Mr. Hohlt began working for Mr. Parsons at a time when Citigroup was increasingly reliant on the public’s largess to remain viable.
The bank received two injections totaling $45 billion from the Troubled Asset Relief Program last year. It has also raised $45 billion in debt using the backing of the F.D.I.C. and, through its subsidiaries, had an additional $28 billion in commercial paper and interbank deposits backed by the F.D.I.C. While other banks have weaned themselves from the program, Citi has continued to issue debt under it.
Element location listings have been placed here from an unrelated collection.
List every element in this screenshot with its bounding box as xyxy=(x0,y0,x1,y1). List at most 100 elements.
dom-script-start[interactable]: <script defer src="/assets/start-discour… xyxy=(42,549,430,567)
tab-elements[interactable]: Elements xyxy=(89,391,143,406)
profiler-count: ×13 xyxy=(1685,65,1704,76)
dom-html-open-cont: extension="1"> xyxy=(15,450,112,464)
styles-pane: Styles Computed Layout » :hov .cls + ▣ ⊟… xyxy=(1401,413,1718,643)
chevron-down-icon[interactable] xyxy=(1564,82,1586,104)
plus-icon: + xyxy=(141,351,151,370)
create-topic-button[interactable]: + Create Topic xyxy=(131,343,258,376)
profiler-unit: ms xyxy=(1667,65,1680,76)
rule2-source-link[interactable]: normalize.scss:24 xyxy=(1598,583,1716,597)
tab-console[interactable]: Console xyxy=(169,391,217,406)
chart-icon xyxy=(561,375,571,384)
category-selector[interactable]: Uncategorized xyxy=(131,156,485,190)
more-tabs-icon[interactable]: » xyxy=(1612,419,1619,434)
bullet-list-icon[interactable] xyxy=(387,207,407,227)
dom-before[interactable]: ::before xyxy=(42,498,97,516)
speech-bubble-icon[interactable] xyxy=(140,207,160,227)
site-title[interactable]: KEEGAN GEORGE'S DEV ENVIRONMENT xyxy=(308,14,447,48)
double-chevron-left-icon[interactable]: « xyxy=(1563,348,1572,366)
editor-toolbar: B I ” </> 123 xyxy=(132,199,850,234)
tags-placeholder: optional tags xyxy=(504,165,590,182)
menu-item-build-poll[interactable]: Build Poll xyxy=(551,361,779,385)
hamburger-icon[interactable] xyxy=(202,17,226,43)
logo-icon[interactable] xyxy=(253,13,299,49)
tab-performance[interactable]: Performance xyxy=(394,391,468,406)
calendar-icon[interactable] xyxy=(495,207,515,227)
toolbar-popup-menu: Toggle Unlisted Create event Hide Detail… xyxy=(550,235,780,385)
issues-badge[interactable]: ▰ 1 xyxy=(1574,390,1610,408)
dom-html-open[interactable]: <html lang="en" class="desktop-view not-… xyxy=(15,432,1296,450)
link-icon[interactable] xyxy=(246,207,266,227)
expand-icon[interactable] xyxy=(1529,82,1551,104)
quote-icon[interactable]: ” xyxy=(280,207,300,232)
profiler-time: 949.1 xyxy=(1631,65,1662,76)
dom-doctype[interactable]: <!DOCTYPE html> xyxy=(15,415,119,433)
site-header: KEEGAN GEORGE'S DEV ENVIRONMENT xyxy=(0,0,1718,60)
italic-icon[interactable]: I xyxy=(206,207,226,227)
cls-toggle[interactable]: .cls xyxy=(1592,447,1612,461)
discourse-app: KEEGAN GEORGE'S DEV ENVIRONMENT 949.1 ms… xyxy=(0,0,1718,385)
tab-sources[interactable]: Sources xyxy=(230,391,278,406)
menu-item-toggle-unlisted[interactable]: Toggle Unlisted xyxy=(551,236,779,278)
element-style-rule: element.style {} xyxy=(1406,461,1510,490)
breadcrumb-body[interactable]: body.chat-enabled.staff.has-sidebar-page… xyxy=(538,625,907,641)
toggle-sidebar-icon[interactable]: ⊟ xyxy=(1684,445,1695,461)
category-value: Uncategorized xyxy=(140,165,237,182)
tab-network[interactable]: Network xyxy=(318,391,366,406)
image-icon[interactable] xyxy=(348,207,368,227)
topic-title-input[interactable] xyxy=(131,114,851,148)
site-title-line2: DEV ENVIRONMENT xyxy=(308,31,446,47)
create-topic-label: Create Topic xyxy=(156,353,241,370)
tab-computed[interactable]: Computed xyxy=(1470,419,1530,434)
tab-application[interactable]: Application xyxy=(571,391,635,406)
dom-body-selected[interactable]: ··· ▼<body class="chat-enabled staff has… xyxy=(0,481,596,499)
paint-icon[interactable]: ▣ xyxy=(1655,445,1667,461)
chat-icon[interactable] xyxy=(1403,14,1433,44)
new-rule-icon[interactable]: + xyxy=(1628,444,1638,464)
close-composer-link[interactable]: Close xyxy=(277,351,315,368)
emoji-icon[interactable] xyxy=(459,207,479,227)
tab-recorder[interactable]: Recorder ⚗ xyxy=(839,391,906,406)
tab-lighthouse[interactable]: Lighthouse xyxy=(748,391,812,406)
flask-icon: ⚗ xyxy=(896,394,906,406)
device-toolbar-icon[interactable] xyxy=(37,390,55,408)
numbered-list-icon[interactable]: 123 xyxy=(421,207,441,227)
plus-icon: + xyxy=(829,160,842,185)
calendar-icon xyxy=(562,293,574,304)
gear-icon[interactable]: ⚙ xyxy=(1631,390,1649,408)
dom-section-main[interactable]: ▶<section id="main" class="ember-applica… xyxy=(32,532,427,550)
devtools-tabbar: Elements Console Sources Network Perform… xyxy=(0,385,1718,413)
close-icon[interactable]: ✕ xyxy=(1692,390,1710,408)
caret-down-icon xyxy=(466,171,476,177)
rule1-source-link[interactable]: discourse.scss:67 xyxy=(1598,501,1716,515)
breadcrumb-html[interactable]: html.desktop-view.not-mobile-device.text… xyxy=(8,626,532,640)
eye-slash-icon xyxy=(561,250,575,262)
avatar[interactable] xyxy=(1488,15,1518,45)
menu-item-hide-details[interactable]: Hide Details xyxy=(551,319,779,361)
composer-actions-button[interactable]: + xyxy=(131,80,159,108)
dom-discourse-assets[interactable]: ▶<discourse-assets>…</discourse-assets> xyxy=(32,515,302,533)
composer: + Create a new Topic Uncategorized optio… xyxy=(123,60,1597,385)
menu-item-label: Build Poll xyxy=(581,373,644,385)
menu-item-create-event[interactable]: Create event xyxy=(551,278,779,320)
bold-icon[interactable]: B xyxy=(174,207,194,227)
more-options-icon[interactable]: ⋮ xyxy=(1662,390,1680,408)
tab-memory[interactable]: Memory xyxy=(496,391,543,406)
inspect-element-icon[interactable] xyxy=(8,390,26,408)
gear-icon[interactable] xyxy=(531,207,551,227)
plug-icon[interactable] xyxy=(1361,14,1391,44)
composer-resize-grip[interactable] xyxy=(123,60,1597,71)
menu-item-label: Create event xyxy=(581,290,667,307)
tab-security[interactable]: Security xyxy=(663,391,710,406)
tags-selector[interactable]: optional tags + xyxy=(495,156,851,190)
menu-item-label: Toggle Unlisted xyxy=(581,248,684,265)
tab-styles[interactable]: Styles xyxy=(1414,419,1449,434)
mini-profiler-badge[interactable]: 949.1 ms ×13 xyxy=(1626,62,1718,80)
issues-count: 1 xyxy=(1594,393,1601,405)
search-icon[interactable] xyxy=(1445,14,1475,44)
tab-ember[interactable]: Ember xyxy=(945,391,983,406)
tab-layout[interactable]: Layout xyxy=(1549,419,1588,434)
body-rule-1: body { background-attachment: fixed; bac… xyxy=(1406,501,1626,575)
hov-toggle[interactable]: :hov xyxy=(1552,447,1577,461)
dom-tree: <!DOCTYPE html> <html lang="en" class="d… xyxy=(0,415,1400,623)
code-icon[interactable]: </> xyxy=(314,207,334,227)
But the government is also on the hook for future losses at Citi. Late last year, regulators struck a loss-sharing deal with the bank covering a pool of assets that totaled $267 billion in the most recent financial statement. Under the terms of the arrangement, Citi will swallow the first $29.5 billion in losses on this pool; 90 percent of any additional losses will be borne by the government and the other 10 percent by Citi.
During the last decade, Mr. Hohlt and his firm also have done work for JPMorgan Chase and Sallie Mae, the student loan financing company. Mr. Hohlt was appointed to Sallie Mae’s board by George H. W. Bush in 1991.
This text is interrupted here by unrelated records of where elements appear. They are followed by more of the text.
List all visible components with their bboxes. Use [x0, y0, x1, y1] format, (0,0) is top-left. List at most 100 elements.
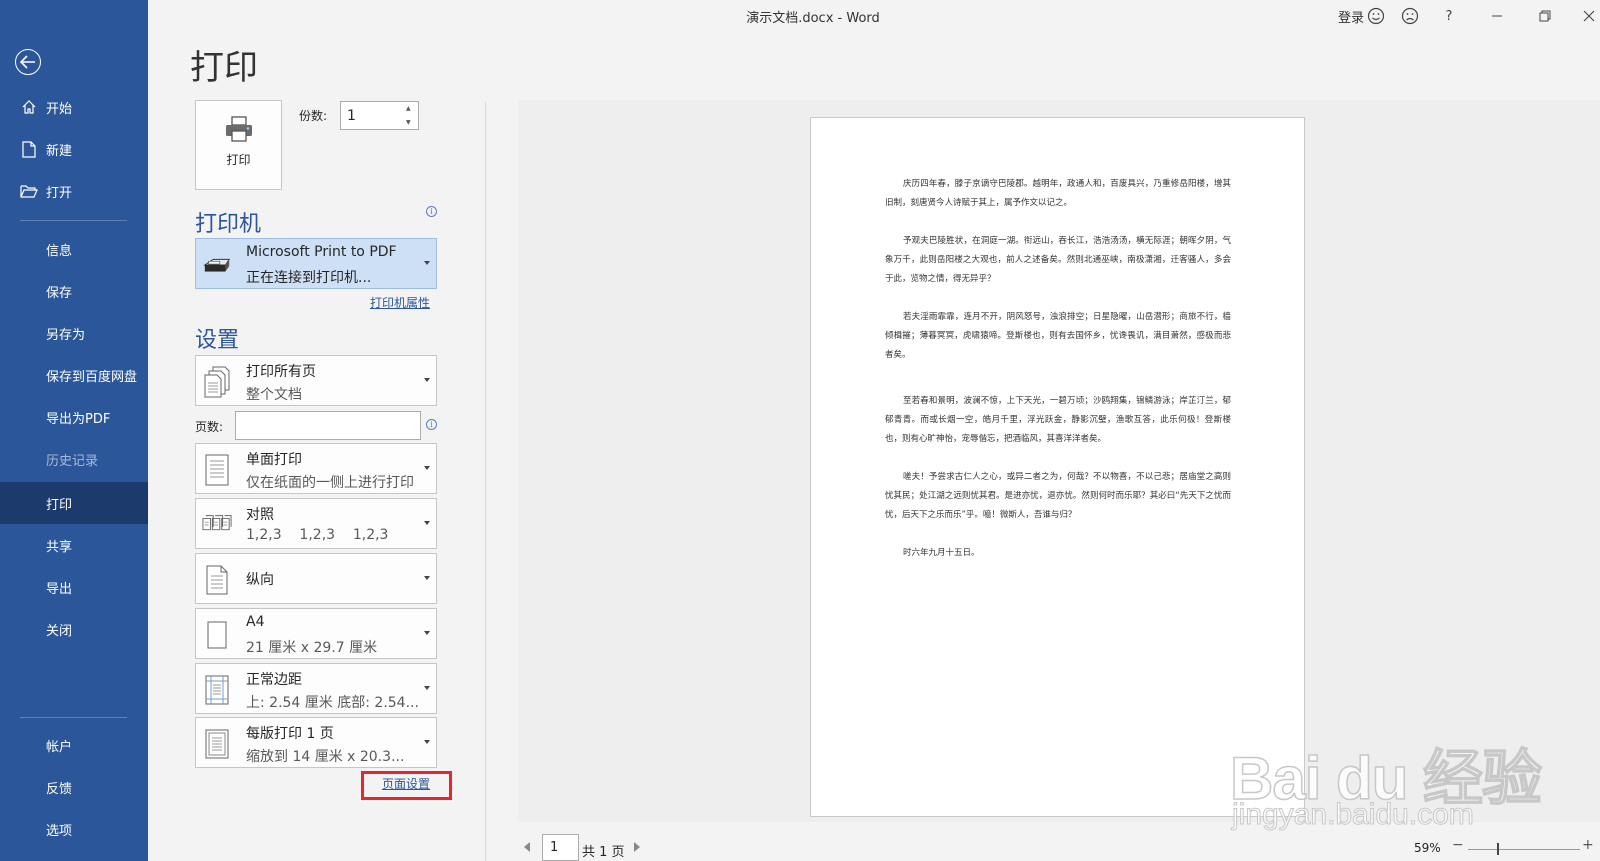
sidebar-item-new[interactable]: 新建: [0, 128, 148, 170]
sides-dropdown[interactable]: 单面打印 仅在纸面的一侧上进行打印: [195, 443, 437, 494]
preview-paragraph: 嗟夫！予尝求古仁人之心，或异二者之为，何哉？不以物喜，不以己悲；居庙堂之高则忧其…: [885, 472, 1231, 520]
sidebar-item-label: 打开: [46, 185, 73, 201]
one-sided-icon: [202, 452, 232, 488]
print-button-label: 打印: [226, 153, 251, 167]
sidebar-item-label: 保存: [46, 285, 73, 301]
sidebar-item-export-pdf[interactable]: 导出为PDF: [0, 396, 148, 438]
backstage-sidebar: 开始 新建 打开 信息 保存 另存为 保存到百度网盘 导出为PDF 历史记录 打…: [0, 0, 148, 861]
previous-page-icon[interactable]: [524, 842, 530, 852]
window-title: 演示文档.docx - Word: [746, 11, 880, 26]
smile-icon[interactable]: [1365, 5, 1387, 27]
sidebar-item-options[interactable]: 选项: [0, 808, 148, 850]
printer-icon: [202, 247, 232, 283]
sign-in-link[interactable]: 登录: [1338, 7, 1364, 26]
sidebar-item-label: 新建: [46, 143, 73, 159]
pages-per-sheet-main: 每版打印 1 页: [246, 726, 334, 742]
page-total: 共 1 页: [582, 845, 625, 860]
sidebar-item-label: 共享: [46, 539, 73, 555]
title-bar: 演示文档.docx - Word 登录 ?: [148, 0, 1600, 32]
sidebar-item-save[interactable]: 保存: [0, 270, 148, 312]
sidebar-item-label: 信息: [46, 243, 73, 259]
sidebar-item-label: 历史记录: [46, 453, 99, 469]
chevron-down-icon: [424, 378, 430, 382]
sidebar-item-label: 导出: [46, 581, 73, 597]
printer-status: 正在连接到打印机...: [246, 270, 372, 286]
orientation-dropdown[interactable]: 纵向: [195, 553, 437, 604]
zoom-slider[interactable]: [1468, 849, 1580, 850]
portrait-icon: [202, 562, 232, 598]
margins-dropdown[interactable]: 正常边距 上: 2.54 厘米 底部: 2.54...: [195, 663, 437, 714]
sidebar-item-label: 另存为: [46, 327, 86, 343]
copies-label: 份数:: [299, 109, 328, 123]
home-icon: [19, 99, 39, 115]
collated-icon: [202, 507, 232, 543]
chevron-down-icon: [424, 686, 430, 690]
page-number-field[interactable]: 1: [542, 834, 579, 861]
copies-field[interactable]: 1 ▲ ▼: [340, 101, 419, 130]
preview-paragraph: 庆历四年春，滕子京谪守巴陵郡。越明年，政通人和，百废具兴，乃重修岳阳楼，增其旧制…: [885, 179, 1231, 208]
chevron-down-icon[interactable]: ▼: [406, 118, 416, 127]
sidebar-item-print[interactable]: 打印: [0, 482, 148, 524]
sidebar-item-open[interactable]: 打开: [0, 170, 148, 212]
sidebar-item-share[interactable]: 共享: [0, 524, 148, 566]
paper-size-sub: 21 厘米 x 29.7 厘米: [246, 640, 378, 656]
back-arrow-icon[interactable]: [15, 49, 41, 75]
help-icon[interactable]: ?: [1438, 5, 1460, 27]
zoom-level[interactable]: 59%: [1414, 841, 1441, 855]
pages-per-sheet-icon: [202, 726, 232, 762]
sidebar-item-label: 帐户: [46, 739, 73, 755]
collation-dropdown[interactable]: 对照 1,2,3 1,2,3 1,2,3: [195, 498, 437, 549]
chevron-up-icon[interactable]: ▲: [406, 104, 416, 113]
highlight-annotation: [361, 771, 452, 800]
paper-size-dropdown[interactable]: A4 21 厘米 x 29.7 厘米: [195, 608, 437, 659]
settings-section-title: 设置: [195, 328, 240, 353]
sidebar-item-label: 关闭: [46, 623, 73, 639]
sidebar-item-account[interactable]: 帐户: [0, 724, 148, 766]
print-range-dropdown[interactable]: 打印所有页 整个文档: [195, 355, 437, 406]
zoom-in-button[interactable]: +: [1582, 837, 1594, 853]
margins-icon: [202, 672, 232, 708]
sidebar-divider: [20, 717, 127, 718]
margins-main: 正常边距: [246, 672, 302, 688]
print-button[interactable]: 打印: [195, 100, 282, 190]
printer-properties-link[interactable]: 打印机属性: [370, 294, 430, 311]
preview-paragraph: 若夫淫雨霏霏，连月不开，阴风怒号，浊浪排空；日星隐曜，山岳潜形；商旅不行，樯倾楫…: [885, 312, 1231, 360]
sides-main: 单面打印: [246, 452, 302, 468]
sidebar-item-close[interactable]: 关闭: [0, 608, 148, 650]
pages-per-sheet-dropdown[interactable]: 每版打印 1 页 缩放到 14 厘米 x 20.3...: [195, 717, 437, 768]
frown-icon[interactable]: [1399, 5, 1421, 27]
chevron-down-icon: [424, 466, 430, 470]
sidebar-item-feedback[interactable]: 反馈: [0, 766, 148, 808]
next-page-icon[interactable]: [634, 842, 640, 852]
chevron-down-icon: [424, 576, 430, 580]
copies-stepper[interactable]: ▲ ▼: [406, 104, 416, 127]
zoom-slider-thumb[interactable]: [1497, 843, 1500, 855]
chevron-down-icon: [424, 740, 430, 744]
restore-icon[interactable]: [1534, 5, 1556, 27]
sidebar-item-save-to-baidu[interactable]: 保存到百度网盘: [0, 354, 148, 396]
new-document-icon: [19, 140, 39, 158]
pages-field[interactable]: [235, 411, 421, 440]
copies-value: 1: [347, 107, 356, 124]
paper-size-icon: [202, 617, 232, 653]
sidebar-item-save-as[interactable]: 另存为: [0, 312, 148, 354]
info-icon[interactable]: i: [426, 419, 437, 430]
sidebar-item-label: 选项: [46, 823, 73, 839]
info-icon[interactable]: i: [426, 206, 437, 217]
sidebar-item-export[interactable]: 导出: [0, 566, 148, 608]
sidebar-item-info[interactable]: 信息: [0, 228, 148, 270]
sides-sub: 仅在纸面的一侧上进行打印: [246, 475, 414, 491]
printer-section-title: 打印机: [195, 212, 262, 237]
sidebar-item-label: 打印: [46, 497, 73, 513]
sidebar-divider: [20, 220, 127, 221]
sidebar-item-home[interactable]: 开始: [0, 86, 148, 128]
preview-paragraph: 予观夫巴陵胜状，在洞庭一湖。衔远山，吞长江，浩浩汤汤，横无际涯；朝晖夕阴，气象万…: [885, 236, 1231, 284]
chevron-down-icon: [424, 631, 430, 635]
printer-name: Microsoft Print to PDF: [246, 244, 397, 260]
pane-divider: [485, 102, 486, 861]
zoom-out-button[interactable]: −: [1452, 837, 1464, 853]
minimize-icon[interactable]: [1486, 5, 1508, 27]
printer-dropdown[interactable]: Microsoft Print to PDF 正在连接到打印机...: [195, 238, 437, 289]
pages-label: 页数:: [195, 420, 224, 434]
close-icon[interactable]: [1578, 5, 1600, 27]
Beginning in 2007, Fannie Mae hired Mr. Hohlt’s firm, even though as a savings and loan lobbyist two decades earlier, he had opposed the agency. “We fought against Fannie Mae,” Mr. Hohlt recalled. “I made sure we got an amendment in a bill that prohibited them from having a PAC,” or political action committee.
Hohlt & Associates has been paid more than $7 million in lobbying fees in the last decade, according to the Center for Responsive Politics. From 2000 to 2006, it made $400,000 to $700,000 in lobbying fees each year. In 2007 and 2008, the business took off, exceeding $1 million annually. In 2008, the year the credit crisis began in earnest, more than half of the firm’s increased business came from financial services firms. His clients also include Altria, the cigarette maker formerly known as Philip Morris; Bristol-Myers Squibb; Chevron; and the Nuclear Energy Institute...
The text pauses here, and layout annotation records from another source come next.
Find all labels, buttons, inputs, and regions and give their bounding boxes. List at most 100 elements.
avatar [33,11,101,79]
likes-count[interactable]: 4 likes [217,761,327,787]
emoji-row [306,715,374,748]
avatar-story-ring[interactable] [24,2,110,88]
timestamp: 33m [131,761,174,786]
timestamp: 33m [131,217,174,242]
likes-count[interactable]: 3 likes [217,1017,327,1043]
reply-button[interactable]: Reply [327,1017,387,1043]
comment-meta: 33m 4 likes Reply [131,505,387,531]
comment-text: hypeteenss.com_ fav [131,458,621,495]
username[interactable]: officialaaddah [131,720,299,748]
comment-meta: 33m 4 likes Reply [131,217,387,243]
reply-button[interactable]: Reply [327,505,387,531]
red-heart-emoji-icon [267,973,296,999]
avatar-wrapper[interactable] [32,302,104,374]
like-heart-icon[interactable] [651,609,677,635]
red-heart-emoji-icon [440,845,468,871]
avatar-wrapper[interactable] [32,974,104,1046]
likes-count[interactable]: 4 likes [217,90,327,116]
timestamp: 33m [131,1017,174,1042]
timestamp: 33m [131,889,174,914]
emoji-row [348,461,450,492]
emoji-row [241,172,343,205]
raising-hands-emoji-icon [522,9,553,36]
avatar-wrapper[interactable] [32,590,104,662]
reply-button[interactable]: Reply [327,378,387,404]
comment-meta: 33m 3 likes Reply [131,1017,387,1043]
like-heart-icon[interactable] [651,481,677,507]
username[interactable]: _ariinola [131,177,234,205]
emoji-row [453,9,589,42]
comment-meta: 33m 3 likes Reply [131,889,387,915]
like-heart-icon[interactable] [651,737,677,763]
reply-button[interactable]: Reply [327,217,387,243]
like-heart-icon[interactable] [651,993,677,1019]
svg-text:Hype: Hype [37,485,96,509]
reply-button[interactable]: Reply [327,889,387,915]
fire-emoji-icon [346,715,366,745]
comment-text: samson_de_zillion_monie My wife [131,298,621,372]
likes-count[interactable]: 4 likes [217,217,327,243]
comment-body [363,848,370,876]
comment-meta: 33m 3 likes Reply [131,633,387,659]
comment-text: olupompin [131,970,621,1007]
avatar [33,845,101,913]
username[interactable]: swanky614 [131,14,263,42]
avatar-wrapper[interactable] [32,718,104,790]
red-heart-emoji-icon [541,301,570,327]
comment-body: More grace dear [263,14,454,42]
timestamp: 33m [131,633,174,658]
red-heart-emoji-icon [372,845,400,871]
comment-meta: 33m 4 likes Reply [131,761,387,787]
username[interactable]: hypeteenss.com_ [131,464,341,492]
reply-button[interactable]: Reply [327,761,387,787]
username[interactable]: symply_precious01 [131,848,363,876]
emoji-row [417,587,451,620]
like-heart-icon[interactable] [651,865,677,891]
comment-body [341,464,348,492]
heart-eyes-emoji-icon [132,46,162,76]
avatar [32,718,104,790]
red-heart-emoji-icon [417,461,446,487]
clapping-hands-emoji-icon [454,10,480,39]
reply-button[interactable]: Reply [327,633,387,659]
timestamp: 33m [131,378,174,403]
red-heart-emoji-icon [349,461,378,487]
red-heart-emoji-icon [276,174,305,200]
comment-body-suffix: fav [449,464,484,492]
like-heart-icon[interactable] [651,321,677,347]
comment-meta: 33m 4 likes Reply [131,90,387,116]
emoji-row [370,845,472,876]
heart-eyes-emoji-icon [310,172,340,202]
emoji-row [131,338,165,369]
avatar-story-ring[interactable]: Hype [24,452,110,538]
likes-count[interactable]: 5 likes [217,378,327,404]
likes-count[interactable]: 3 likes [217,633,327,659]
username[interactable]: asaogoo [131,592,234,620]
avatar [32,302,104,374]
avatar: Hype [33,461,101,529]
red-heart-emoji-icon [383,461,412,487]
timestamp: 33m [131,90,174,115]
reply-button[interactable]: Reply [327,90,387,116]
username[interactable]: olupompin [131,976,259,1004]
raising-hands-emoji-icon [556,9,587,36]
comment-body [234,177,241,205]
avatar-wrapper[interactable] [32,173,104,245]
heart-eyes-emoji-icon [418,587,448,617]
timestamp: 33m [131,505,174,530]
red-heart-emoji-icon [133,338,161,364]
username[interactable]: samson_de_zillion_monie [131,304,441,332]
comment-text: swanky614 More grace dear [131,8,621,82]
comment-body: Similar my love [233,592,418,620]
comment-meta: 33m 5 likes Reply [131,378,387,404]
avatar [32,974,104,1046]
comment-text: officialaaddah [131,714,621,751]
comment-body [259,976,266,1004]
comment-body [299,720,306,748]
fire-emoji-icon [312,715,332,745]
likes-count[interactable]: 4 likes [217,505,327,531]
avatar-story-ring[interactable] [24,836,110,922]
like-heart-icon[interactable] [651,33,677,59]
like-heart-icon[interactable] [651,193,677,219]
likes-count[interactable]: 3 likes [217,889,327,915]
...For decades, savings and loan associations were sleepy institutions that operated under tight restrictions on the loans they made and the interest rates they paid to depositors. But in 1982, with interest rates rocketing, the industry persuaded Congress to relax these restrictions. The Garn-St. Germain legislation (also named for Fernand J. St. Germain, Democrat of Rhode Island) freed savings and loans to make more-risky loans and eliminated the caps on interest rates that they could pay on deposits.
Almost immediately, S.& L.’s were bought by high-rolling entrepreneurs who saw the opportunities in taking deposits that were insured by the government and lending them out to real estate developers.
Once this mania was under way, lobbyists for the industry worked hard to keep regulators at bay, former officials recall. “The U.S. League was very active in trying to water down the capital requirements for S.& L.’s,” recalled Kenneth McLean, former staff director to William Proxmire, the late Wisconsin Democrat who headed the Senate Banking Committee in 1987 and 1988.
Two former officials, a banking regulator and an under secretary of the Treasury, said they banned Mr. Hohlt from their offices. “He wasn’t my style,” said Richard T. Pratt, the Federal Home Loan Bank Board president in the early 1980s. “He was very aggressive I thought, kind of the caricature of a lobbyist.”
... “The fact is, when it came to thrift matters in Congress, the U.S. League and many of its affiliates were the de facto government,” said Edwin J. Gray, former head of the Federal Home Loan Bank, testifying before Congress in 1989. “What the league wanted, it got. What it did not want from Congress, it had killed.”
In an interview last week, Mr. Gray laughed when he heard that Mr. Hohlt continued as a paid advocate for financial institutions. “He’s a creature of Washington special interests and has been since I have known him, so I’m not surprised,” he said. “Memories are short when money is involved.”
I'm sure the banksters pay a lot to keep them that way.